Household spending growth in Q3 accelerated to 0.5% over the previous quarter, from Q2’s 0.2%, amid a low unemployment rate and muted inflationary pressures, cushioning the slowdown in the domestic economy. On the other hand, fixed investment growth sank to 0.3% in Q3 (Q2: +5.7%), although the figure was swayed by the absence of Q3 GDP data for Ireland; in the quarter prior, fixed investment growth skyrocketed in Ireland, thanks to multinational-related activity. Government consumption growth, meanwhile, inched down from 0.5% in Q2 to 0.4%.
The external sector continued to drag on growth, albeit only slightly. Exports picked up pace in Q3, even though they remained subdued, amid an unsupportive external environment (Q3: +0.4% quarter-on-quarter s.a.; Q2: +0.2% qoq s.a.).
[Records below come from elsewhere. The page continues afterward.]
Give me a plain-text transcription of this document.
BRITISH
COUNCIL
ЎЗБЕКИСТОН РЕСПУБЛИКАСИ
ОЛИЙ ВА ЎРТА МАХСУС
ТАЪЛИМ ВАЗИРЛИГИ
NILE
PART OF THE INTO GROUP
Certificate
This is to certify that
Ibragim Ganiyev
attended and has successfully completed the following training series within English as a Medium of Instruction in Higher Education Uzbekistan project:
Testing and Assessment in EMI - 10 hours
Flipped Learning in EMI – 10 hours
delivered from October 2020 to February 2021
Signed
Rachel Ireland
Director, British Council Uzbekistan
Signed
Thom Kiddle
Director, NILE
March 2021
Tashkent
Meanwhile, import growth slumped, again due to pending data for Ireland, and came in at 0.6% in Q3, from 2.8% in Q2.
Compared with the same quarter of 2018, seasonally-adjusted GDP rose 1.2% in Q3, matching Q2’s increase.
Commenting on the short-term prospects on the Eurozone economy, Peter Vanden, chief Eurozone economist at ING, stated:
“There are gradually more signs that the eurozone economy is bottoming out after a deceleration that started in January 2018. However, for the time being, a strong upturn doesn’t seem to be in the offing implying that 2020 is unlikely to see much stronger growth than we saw in 2019”.